In public debate, online teaching is often presented in a negative light, but when planned and delivered properly, it can work well and support students’ learning, according to studies by Professor Erkko Sointu, Professor Laura Hirsto and Professor Teemu Valtonen, and by the OAHOT learning analytics research group led by Hirsto.
In the autumn of 2020 and 2021, Professor Erkko Sointu was teaching a course on quantitative research methods to preservice teachers. The course in question is very challenging even in normal times, but now, due to the pandemic, students also had to cope with an online mode of study.
“Generally speaking, pre-service teachers find mathematical and statistical topics very challenging. And since the course in question has a reputation for being challenging, students often have negative feelings about taking it,” Sointu says.
An additional challenge was posed by the online approach to study, with a lack of means for physical interaction, it was more difficult to interpret and follow students’ learning processes and emotions while online.
The researchers set out to design the course as part of the research project, aiming to determine whether learning analytics, well-planned online teaching, and versatile and new ways of interaction, teaching, and guidance could provide solutions to the challenges posed by the course and COVID-19.
“In our study, learning analytics refers to the fact that, while operating in a digital learning environment, each student leaves traces of their activity that the teacher can use to support the student,” Laura Hirsto says.
These traces refer, for example, to how a student uses the materials given, how they progress in their studies, where they spend time on, and where they face challenges.
“Analytics also allows students to easily monitor their own learning.”
During the course, students also filled out brief questionnaires about their emotions towards studying, and about topics they found particularly interesting on the course. These data are referred to as extended learning analytics.
Avoidance of difficult contents, and negative emotions, decreased
Sointu employed the flipped learning approach during the course. Materials prepared by the teacher, such as short videos and video-related notes, were made available to students in the digital learning environment for use at their convenience. In addition, students were able to discuss things on the digital platform with everyone on the course, in small groups, or privately with the teacher.
“Given the lack of physical interaction on the course, learning analytics provided the teacher with an additional insight into how students were coping with online teaching. With the help of analytics, I was able to monitor each student’s progress and emotions towards studying,” Sointu says.
Based on initial findings from the course, students’ time management skills improved and their avoidance of difficult contents, and negative emotions towards studying quantitative methods, decreased.
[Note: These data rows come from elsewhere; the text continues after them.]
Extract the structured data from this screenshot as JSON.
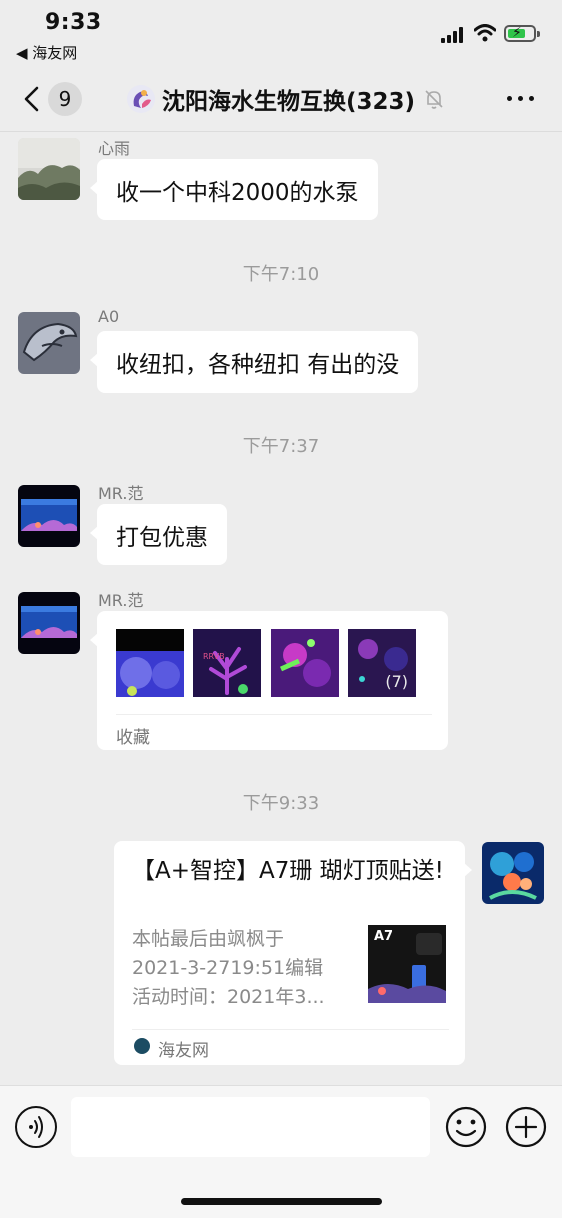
{
  "status_bar": {
    "time": "9:33",
    "back_app": "◀ 海友网"
  },
  "nav": {
    "unread_badge": "9",
    "title": "沈阳海水生物互换(323)"
  },
  "messages": [
    {
      "sender": "心雨",
      "text": "收一个中科2000的水泵"
    },
    {
      "timestamp": "下午7:10"
    },
    {
      "sender": "A0",
      "text": "收纽扣，各种纽扣 有出的没"
    },
    {
      "timestamp": "下午7:37"
    },
    {
      "sender": "MR.范",
      "text": "打包优惠"
    },
    {
      "sender": "MR.范",
      "favorites": {
        "more_count": "(7)",
        "label": "收藏"
      }
    },
    {
      "timestamp": "下午9:33"
    },
    {
      "link_card": {
        "title": "【A+智控】A7珊 瑚灯顶贴送!",
        "desc_lines": [
          "本帖最后由飒枫于",
          "2021-3-2719:51编辑",
          "活动时间：2021年3..."
        ],
        "thumb_label": "A7",
        "source": "海友网"
      }
    }
  ],
  "colors": {
    "background": "#ededed",
    "bubble": "#ffffff",
    "timestamp": "#9b9b9b",
    "battery": "#2fc44a"
  }
}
Given the lack of physical interaction on the course, learning analytics provided the teacher with an additional insight into how students were coping with online teaching.
Erkko Sointu
Professor
Emotions as activators for learning
Another study by Sointu and colleagues looked at analytics data on student progress and studies-related emotions experienced during the course. The results showed that students who experienced the most negative emotions were in fact, based on analytics data, the most active students on the course.
“Emotions can be activating or deactivating. Even if there are negative emotions towards the course, successful online teaching can be used to activate students to succeed in their studies,” Sointu explains.
In yet another study, the researchers analysed course feedback provided by students. The feedback showed that students were pleased with the teaching delivered, with the course atmosphere, and with the course interaction. They estimated their own commitment and learning to be on a good level.
“These findings are encouraging. In addition, the feedback from students and the discussions on how to develop teaching for the future have been very fruitful,” Sointu says, delighted.
According to Sointu, the potential of learning analytics in supporting teaching and learning is great, but more research and practical examples for teachers at different levels are needed to mobilise that potential.
Research articles:
Sointu, E., Valtonen, T., Hallberg, S., Kankaanpää, J., Väisänen, S., Heikkinen, L., Saqr, M., Tuominen V., & Hirsto, H. (2022). Learning analytics and Flipped Learning in online teaching for supporting preservice teachers’ learning of quantitative research methods. Seminar.net, 18(1).
Sointu, E., Saqr, M., Valtonen, T., Hallberg, S., Väisänen, S., Kankaanpää, J., Tuominen, V. & Hirsto, L. (2022). Emotional behavior in quantitative research methods course for preservice teachers. Learning analytics approach. In E. Langran (Ed.) Proceedings of Society for Information Technology & Teacher Education International Conference (pp. 1880-1889). San Diego, CA, United States: Association for the Advancement of Computing in Education (AACE). *
*Society for Information Technology and Teacher Education Conference Outstanding Paper Award, San Diego, US, April 2022.
Sointu., E., Valtonen, T., Väisänen, S. & Hirsto, L. (2022). Flipped Online Approach with Learning Analytics for Supporting Higher Education Students’ Learning. Course Feedback Results. In L. Hirsto, S. López-Pernas, M. Saqr, E. Sointu, T. Valtonen & S. Väisänen (Eds.) Proceedings of the Finnish Learning Analytics and Artificial Intelligence in Education (FLAIEC22), Joensuu, Finland.